Durante le due ore di lezione, gli alunni della classe terza primaria hanno quindi potuto cimentarsi nella realizzazione del monumento scelto per tale attività, ovvero la piramide: divisi in piccoli gruppi, hanno potuto costruire, in un server Minecraft predisposto e messo a disposizione dall’Indire, i rispettivi progetti concordati con la docente durante la fase di progettazione, per poi procedere a un’estrema customizzazione della propria piramide, per differenziarla da quella dei compagni, abbellirla secondo il proprio gusto o semplicemente renderla più “misteriosa”, disseminando trappole o labirinti per raggiungere la camera sepolcrale al suo interno.

Il risultato è stato un proliferare di idee in un crescendo di entusiasmo: gli alunni hanno potuto vedere realizzarsi, passo dopo passo, le proprie aspettative e le proprie idee (per quanto fantasiose), sotto la supervisione della docente e dei due collaboratori dell’Indire Gianmarco Bei e Lapo Rossi, fino al raggiungimento dello scopo prefissato a inizio attività, ovvero creare un’antica città fatta di sole piramidi. Ma non solo, durante l’attività gli alunni hanno dovuto imparare a collaborare e a coordinarsi tra loro per riuscire nello scopo: si sono quindi attribuiti diversi ruoli all’interno dei singoli gruppi (team building) e si sono aiutati l’un l’altro (lo studente più esperto e capace interveniva in soccorso di quello più inesperto ed in difficoltà, in ottica di peer tutoring, per giungere infine a una valutazione delle piramidi realizzate dalle squadre nella fase conclusiva di valutazione (peer review).
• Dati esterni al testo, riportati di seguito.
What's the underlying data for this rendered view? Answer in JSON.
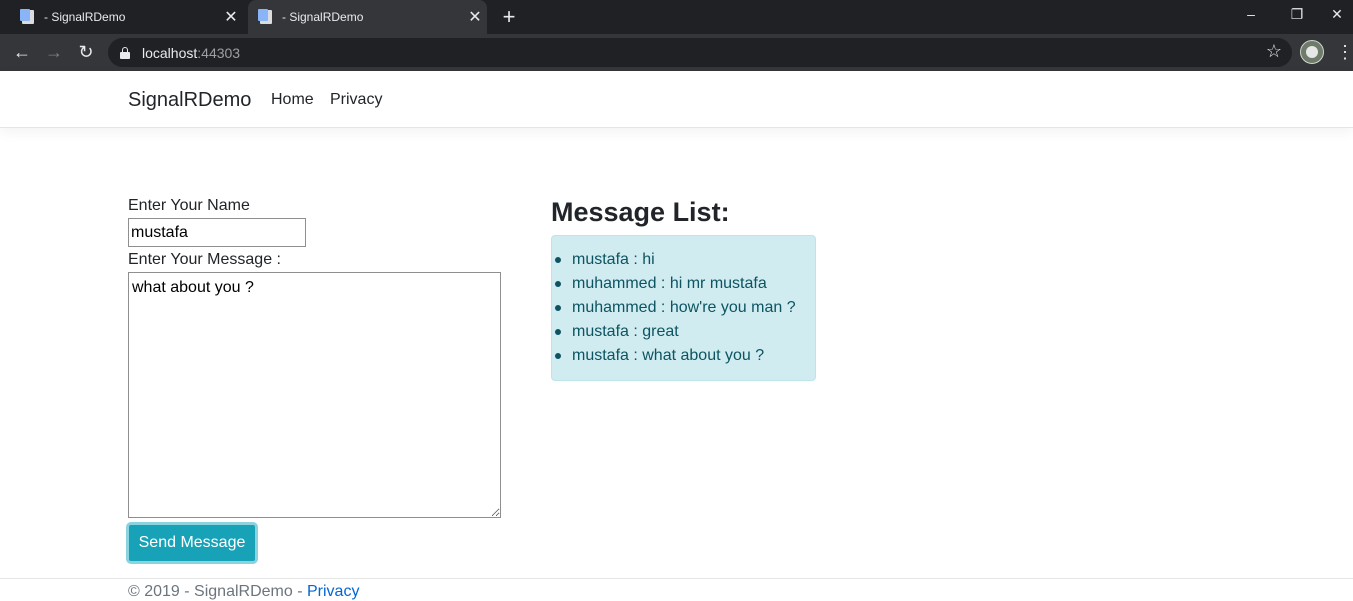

In conclusione, è stata un’esperienza ricca di contenuti didattici che gli studenti hanno dovuto mettere in pratica operando in prima persona, per veder realizzata finalmente in Minecraft la loro piramide, studiata e progettata nelle settimane precedenti su un foglio quadrettato, in un crescendo di creatività e di divertimento, probabilmente i due ingredienti più utili a rendere stimolante e piacevole la lezione e a rendere gli alunni protagonisti e artefici del sapere acquisito.